Getting the Basics Right: What is Rent to Buy?

Lease Option

If you are new to real estate, the term “rent to buy” can be quite misleading. It implies you are renting a house and buying it afterwards. That is only half right: A rent to buy contract can be dismantled into 2 parts:

1. A lease arrangement and

2. An option to purchase.

So to be more precise, rent to buy is in fact renting a house now with the exclusive right to buy it at a fixed price sometime in the future (so it’s not a must to purchase it).

Now a rent to buy agreement sure seems like a good deal for the buyer… who gets a place to stay and reserves the exclusive right of buying it in the future. Of course there’s never a free lunch in real estate, and the buyer has to fork out extra for these perks and privileges… in the form of extra rent (rent premium) and a lump sum for the option to purchase (option fee / like a deposit). No worries we will drill deeper into these costs below.

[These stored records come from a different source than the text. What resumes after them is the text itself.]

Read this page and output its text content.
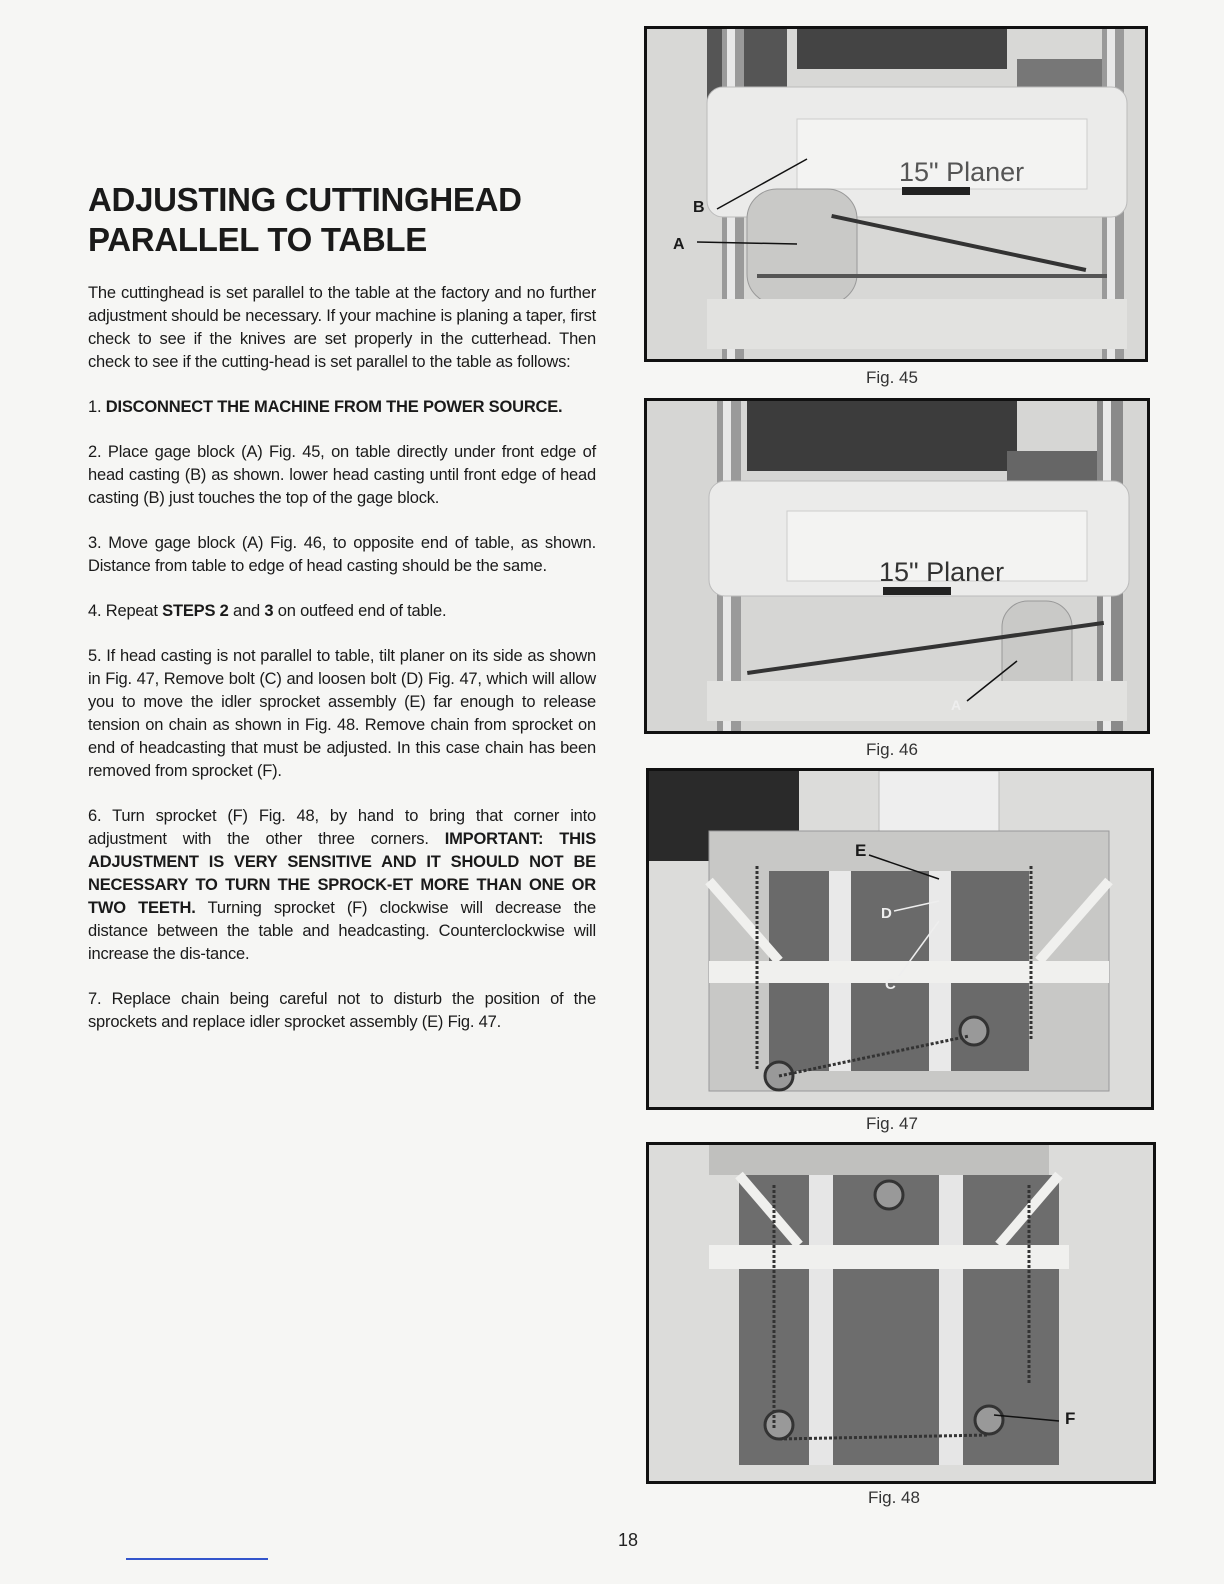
ADJUSTING CUTTINGHEAD
PARALLEL TO TABLE

The cuttinghead is set parallel to the table at the factory and no further adjustment should be necessary. If your machine is planing a taper, first check to see if the knives are set properly in the cutterhead. Then check to see if the cutting-head is set parallel to the table as follows:

1. DISCONNECT THE MACHINE FROM THE POWER SOURCE.

2. Place gage block (A) Fig. 45, on table directly under front edge of head casting (B) as shown. lower head casting until front edge of head casting (B) just touches the top of the gage block.

3. Move gage block (A) Fig. 46, to opposite end of table, as shown. Distance from table to edge of head casting should be the same.

4. Repeat STEPS 2 and 3 on outfeed end of table.

5. If head casting is not parallel to table, tilt planer on its side as shown in Fig. 47, Remove bolt (C) and loosen bolt (D) Fig. 47, which will allow you to move the idler sprocket assembly (E) far enough to release tension on chain as shown in Fig. 48. Remove chain from sprocket on end of headcasting that must be adjusted. In this case chain has been removed from sprocket (F).

6. Turn sprocket (F) Fig. 48, by hand to bring that corner into adjustment with the other three corners. IMPORTANT: THIS ADJUSTMENT IS VERY SENSITIVE AND IT SHOULD NOT BE NECESSARY TO TURN THE SPROCK-ET MORE THAN ONE OR TWO TEETH. Turning sprocket (F) clockwise will decrease the distance between the table and headcasting. Counterclockwise will increase the dis-tance.

7. Replace chain being careful not to disturb the position of the sprockets and replace idler sprocket assembly (E) Fig. 47.

15" Planer
B
A
Fig. 45
15" Planer
A
Fig. 46
E
D
C
Fig. 47
F
Fig. 48
18
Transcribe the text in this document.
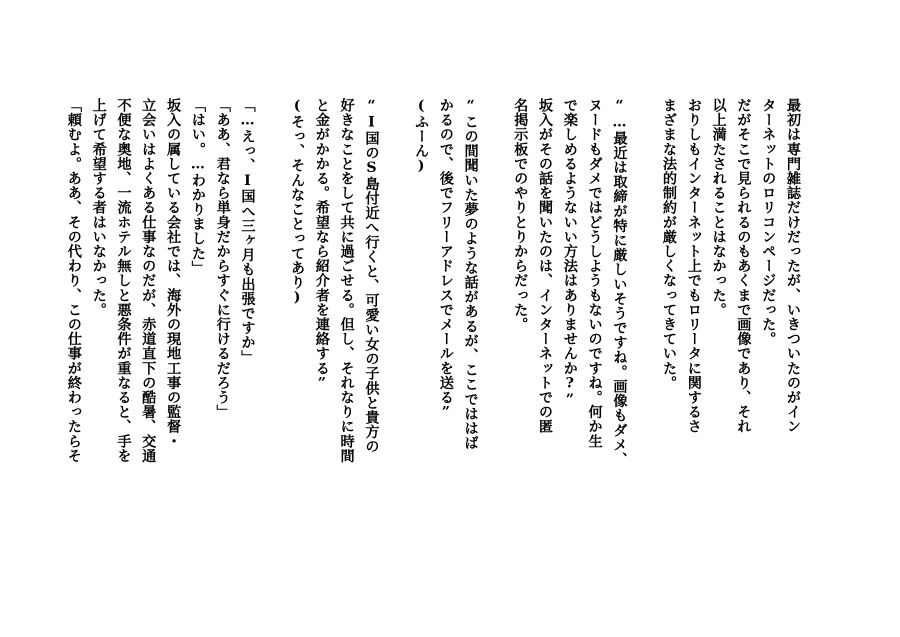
最初は専門雑誌だけだったが、いきついたのがイン
ターネットのロリコンページだった。
だがそこで見られるのもあくまで画像であり、それ
以上満たされることはなかった。
おりしもインターネット上でもロリータに関するさ
まざまな法的制約が厳しくなってきていた。
“…最近は取締が特に厳しいそうですね。画像もダメ、
ヌードもダメではどうしようもないのですね。何か生
で楽しめるようないい方法はありませんか?”
坂入がその話を聞いたのは、インターネットでの匿
名掲示板でのやりとりからだった。
“この間聞いた夢のような話があるが、ここでははば
かるので、後でフリーアドレスでメールを送る”
(ふーん)
“I国のS島付近へ行くと、可愛い女の子供と貴方の
好きなことをして共に過ごせる。但し、それなりに時間
と金がかかる。希望なら紹介者を連絡する”
(そっ、そんなことってあり)
「…えっ、I国へ三ヶ月も出張ですか」
「ああ、君なら単身だからすぐに行けるだろう」
「はい。…わかりました」
坂入の属している会社では、海外の現地工事の監督・
立会いはよくある仕事なのだが、赤道直下の酷暑、交通
不便な奥地、一流ホテル無しと悪条件が重なると、手を
上げて希望する者はいなかった。
「頼むよ。ああ、その代わり、この仕事が終わったらそ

A rent to buy contract focuses heavily on the option to purchase the lease is just a standard lease for your state. The finer details are actually laid down in the option agreement.

Option to Purchase: How Long and How Much?

Just like a normal property sale, the buyer and the seller will first have to agree on a selling price. Once the bargaining is over and the rent to buy paperwork is signed, this sale price will be locked in until it’s time for the buyer to exercise the option to purchase (i.e. time for the buyer to get a bank loan and pay out the seller). This option period should be a minimum of 5 years, which will be the duration of the lease as well.

Let’s say we have a rent to buy agreement for a house with a selling price of $500,000 and an option period of 5 years. The buyer will first have to rent the house for up to 5 years and once they achieve getting their finance he or she will have the right to buy the house for $500,000 (regardless of whether housing prices have risen or fallen during that period of time). Therefore they can payout the owner anytime within the 5 years; you do not have to wait until the final date in the paperwork.

Of course, the buyer has to pay some upfront money to enjoy this option… commonly called the up front option fee( similar to a deposit but not the same).  It is common for the up front option fee to be between 1 to 5% of the property’s sale price.

If the buyer chooses to exercise his or her option to purchase, this option fee will become part of the deposit on the contract of sale. If the option isn’t exercised and the deal falls through, legally the seller gets to pocket the option fee as it is non-refundable.

Rent Premium:

In a rent to buy agreement, a buyer has to pay higher-than-market rent – That’s because on top of the normal rent rates, he or she has to cough up additional money as rent premium. This is usually similar to what a loan payment would be on the property.

The rent premium works like this: If the buyer ends up buying the property, this rent premium graduates into a equity credit… which goes toward paying off the purchase price of the house. In eyes of a person (who exercises the option to purchase), paying rent premium is the same as building up equity in his or her future home.

To give an example, let’s say we have a $500,000 rent to own house that normally rents for $1,700 a month. The buyer and seller have agreed on a rent premium of $500 and lease period of 5 years… so the buyer will be paying $2,200 each month instead of the $1,700. If the buyer ends up buying the house 5 years down the road, a portion of the premium will go towards the amount the buyer now owes the seller.

If the buyer fails to close the deal and purchase the house, this rent premium will be swallowed up by the seller. In this case, the seller is acting as a landlord who leased out his or her property at a gainful rate.

Rent to buy contracts are popular with many buyers who are shut out of the banking system due things like employment history, credit issues from years ago, deposit shortfall, lack of funds for government taxes (such as stamp duty) and many more little problems. This same arrangement will benefit buyers who are not yet able to get their hands on a mortgage loan… so the lease period buys them precious time to build up equity and repair credit scores.